As Mr. Sills puffed his pipe, looking amused and a little worried, Andy loaded up. After memorizing his first three stops, he tucked his route map in his front pocket, then started running up the street to the house two up from his own, then across the street to hit three houses in a row, and that was it for Rand Street. He hooked right on Ontario, dropping off two more papers, then turned on Argyle with his wrist cocked. A stray cat hissed and scrambled out of his way. An old car belched greasy gray smoke. The ground was clotted with trash, cat shit and crumpled newspapers, shreds of the wax-paper stamp bags that dope came bundled in, even, sometimes, a needle or syringe. There were runners on every corner, some of them no older than he was, keeping their eyes open for customers or cops.

Andy ran down Argyle Street, then two left turns and he was on Malta, and his right-hand bag was empty. He reached into his backpack for another bundle, moved it into his left-hand bag, did Malta Street, then raced back up Ontario to his house. In his head, he heard the voice of Jim McKay, the ABC’s Wide World of Sports announcer. Young Andy Landis is in position to shatter the world record for the mile . . . I’ve never seen anything like this kind of speed and determination. This young man is surely one to watch.
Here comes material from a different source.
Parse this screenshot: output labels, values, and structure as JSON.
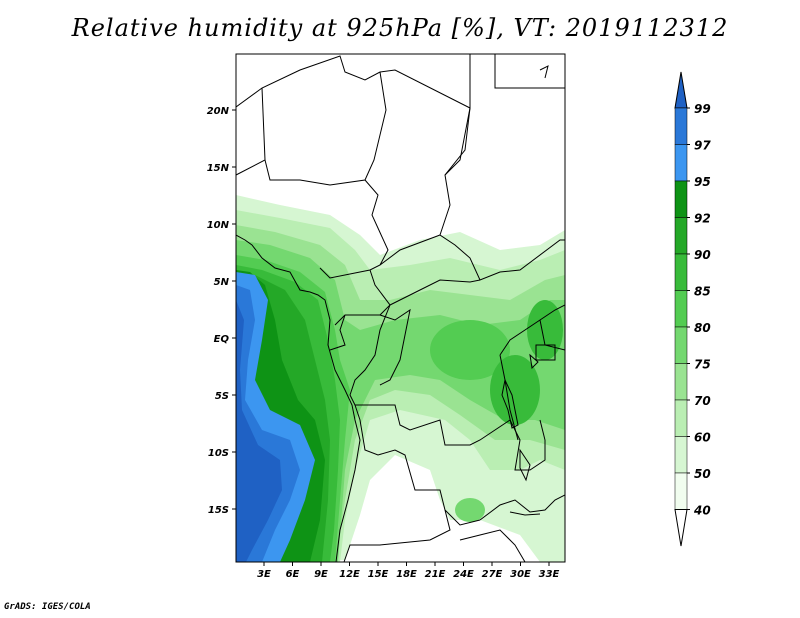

He sprinted across Kensington, where the sidewalks were still mostly empty and the stores still hid behind metal grates. Past the Spanish restaurant with the Dumpster, the one where he’d found the chunk of brick, but they didn’t take a paper, so Andy didn’t have to look. Down Willard. Up Madison. Down Jasper Street to East Hilton, up Kensington again to Alle­gheny, then Wishart. Even here, where everything was asphalt and concrete, with a damp breeze blowing from the Delaware River. He could smell spring and see patches of green grass growing in the abandoned lots, weeds pushing up through the cracks in the sidewalks, and he felt like he’d found what he was meant to do with his life—to run along streets, throwing the elastic-banded rectangles of newsprint so they landed in the center of the stoops, moving faster than the guys on bikes, faster than the cops cruising by in their cop car. This was the thing he’d been born for, meant for, made for. Sweat streamed down his cheeks; his blood hummed in his veins; his heart beat hard, steady, and strong. He wanted to run forever.

“Easy there!” called Mr. Sills, who was sitting in his truck with the windows open, sipping from a coffee cup, when Andy came back for the last bundle. “Don’t want to give yourself a rupture!”

Andy waved, grinning, and then he was off again, the air warm on his cheeks, past a bunch of girls whose bare legs flashed in their denim shorts, feeling like with every step he was slipping out from underneath something—his fight with Ryan Peterman, who hadn’t spoken to him since what Andy had come to think of as the Day of the Coat; his mother not letting him see his grandparents; the way the lunch ladies would look when they gave him an extra scoop of spaghetti or mashed potatoes; the fact that his Toughskin corduroys were already too short, exposing a few inches of ankle. The way it felt on the playground, where the kids had started splitting into groups, black on one side, white on the other, and Andy wasn’t ever sure where he should be. The way it felt when every other kid at the father-son Sunday-morning Mass and pancake breakfast had a father except him.

Up Allegheny, over on F Street, down Westmoreland, almost bumping into an old guy walking a poodle. “Sorry!” he called over his shoulder, and the guy said, “Watch it, Roger Bannister,” and Andy knew without being told that Roger Bannister was a runner, just like him.

He was almost sorry when he delivered his last paper, on Clearfield Street, near McPherson Square, which was allegedly a park but actually an open-air drug market where his mom had warned him to never ever go. He saw more dope-trash and needles on the street, plastic bags blowing by, bundled-up homeless people lying on the benches or in the round concrete tunnel that was meant for little kids to climb through. He stood with his head down, hands on his knees, sweat pattering onto the pavement, catching his breath, and then he heard a car behind him toot its horn, and it was Mr. Sills in his blue truck. “Come on, Flash,” he said. “How about I treat a working man to breakfast?”

Normally Andy would have just shaken his head. Even though Mr. Sills was allowed in their house—he’d actually been the one who’d found them their new place, a row house in a different part of Kensington, right down the street from where he lived—Andy spoke to him as little as possible. Once, at school, a teacher had asked if he’d be interested in the Big Brother program, where he’d be paired with a man who would take him places, movies and museums, things like that. Andy had said, “No, thank you”—he knew what Lori would have to say about him spending time with, and maybe telling their business to, a stranger. But he thought sometimes that his mom let Mr. Sills hang around to be a kind of Big Brother, a man he was supposed to respect and look up to, a role model, quote-unquote. He didn’t want that, didn’t want some strange man telling him what to do or, worse, acting as if he was Andy’s father, so he was polite to Mr. Sills and never anything more than that.